Quel prompt era, in tutto e per tutto, una specifica. Definiva il destinatario (un collaboratore che conosce la contabilità, quindi non un principiante assoluto), il contesto (bilanci generati dal nostro gestionale), l'obiettivo (rendere il bilancio presentabile in assemblea), la struttura (controlli per sezione, con spunta o spiegazione), l'output (file condivisibile con scheda esportabile), il vincolo di esperienza utente (compilazione semplice ma efficace). 5 dimensioni in una manciata di righe. Quello che mancava al modello, e che ha riempito da solo, erano i dettagli implementativi: framework, archivio, formato file, layout. Quello che gli ho fornito era il metodo, il modo in cui funziona davvero uno studio.
Vitruvio, nel "De Architectura", distingueva 2 competenze dell'architetto: la "fabrica", l'esecuzione manuale, e la "ratiocinatio", il ragionamento metodico che precede e governa la costruzione. Senza ratiocinatio, scriveva, l'opera è cieca; senza fabrica, resta sulla carta. Per secoli il professionista delle costruzioni ha dovuto coltivare entrambe le competenze. Oggi, su un perimetro circoscritto di problemi, la fabrica è delegabile a un modello che programma. La ratiocinatio resta in capo a chi quel mestiere lo sa raccontare.
Il limite vero, dunque, è di pensiero. Se non so elencare a parole quali controlli un collaboratore deve fare prima di consegnare un bilancio, il modello non potrà inventarseli al posto mio. Se i controlli che descrivo sono generici (riconciliazione bancaria, verifica fondi rischi, controllo del patrimonio netto), avrò un'app generica. Se sono articolati e nascono dal modo in cui lavora davvero il mio studio, avrò un'app che incarna quel metodo. Il prompt è uno specchio: restituisce la qualità del pensiero che gli abbiamo messo dentro.

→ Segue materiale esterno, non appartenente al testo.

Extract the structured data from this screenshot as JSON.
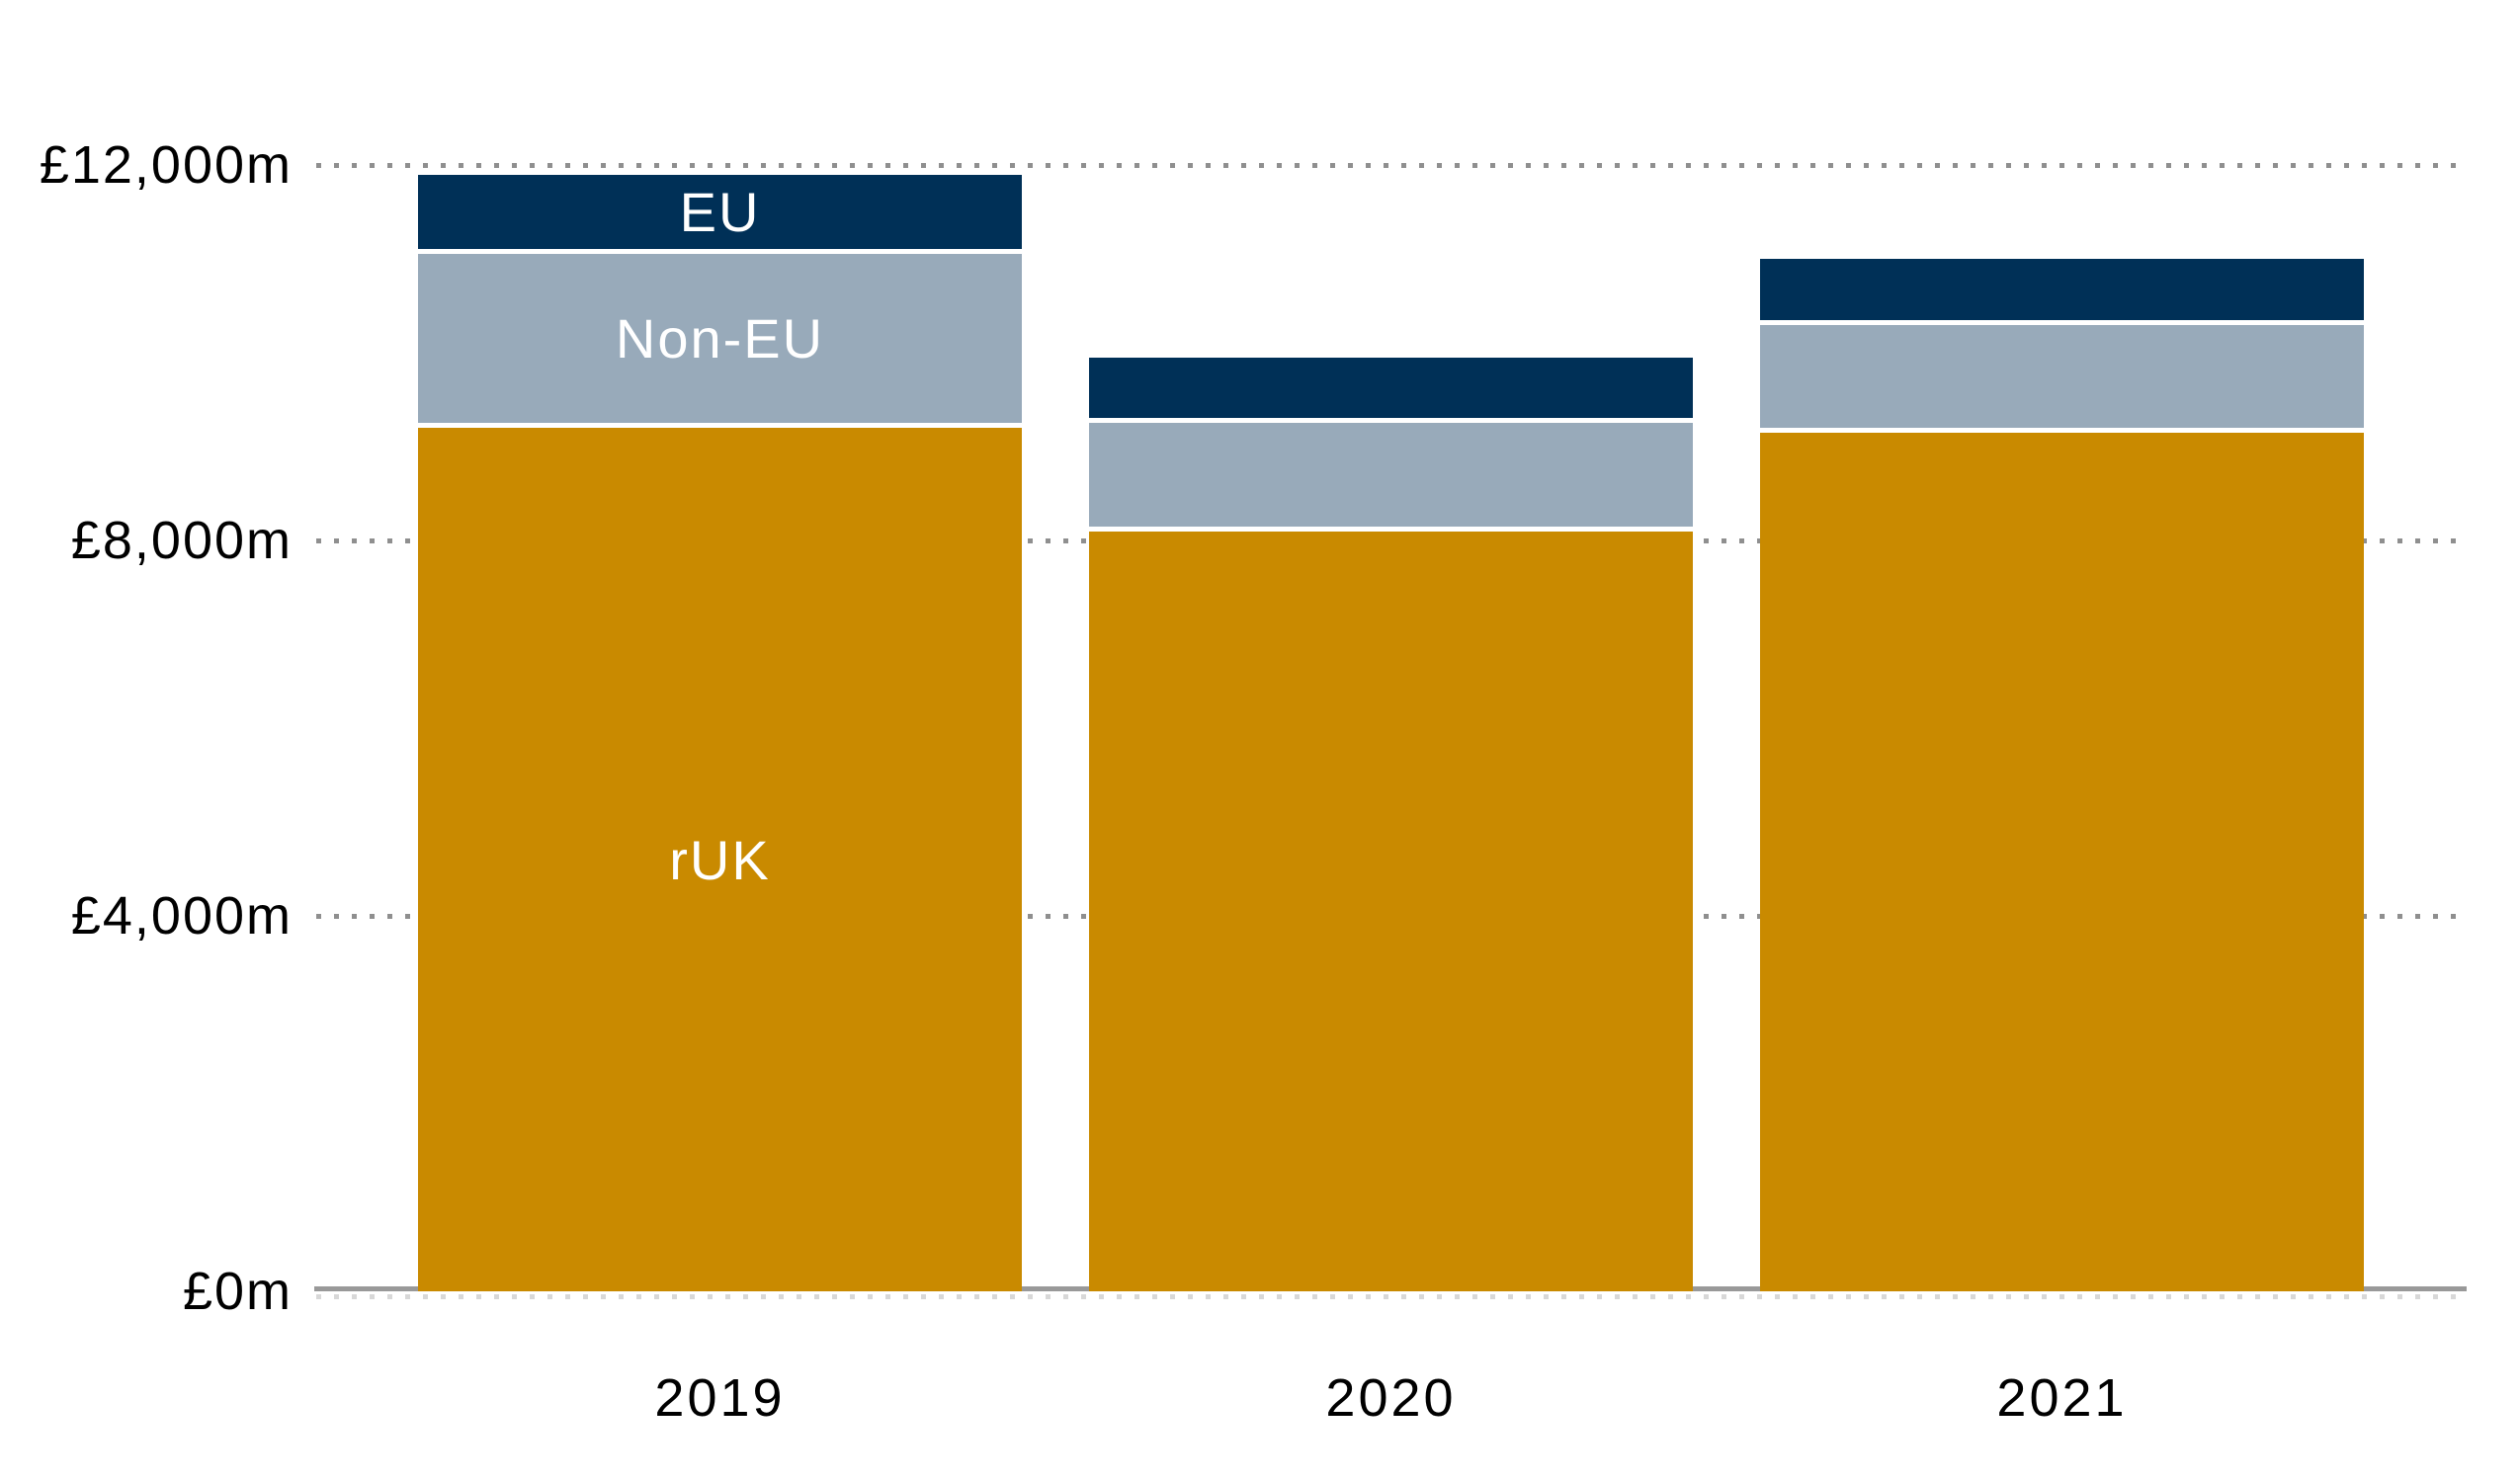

Per anni il punto critico per il professionista è stato saper usare lo strumento: il foglio elettronico, il gestionale, il portale dell'agenzia. Lo scenario attuale ribalta la sequenza. Lo strumento lo costruisce il modello, a partire da quello che gli si racconta. La domanda diventa quanto bene si conosca, e si sappia descrivere, il lavoro che si fa. Davanti al foglio bianco prima del prompt non c'è più scampo: è lì che si vede chi ha un metodo.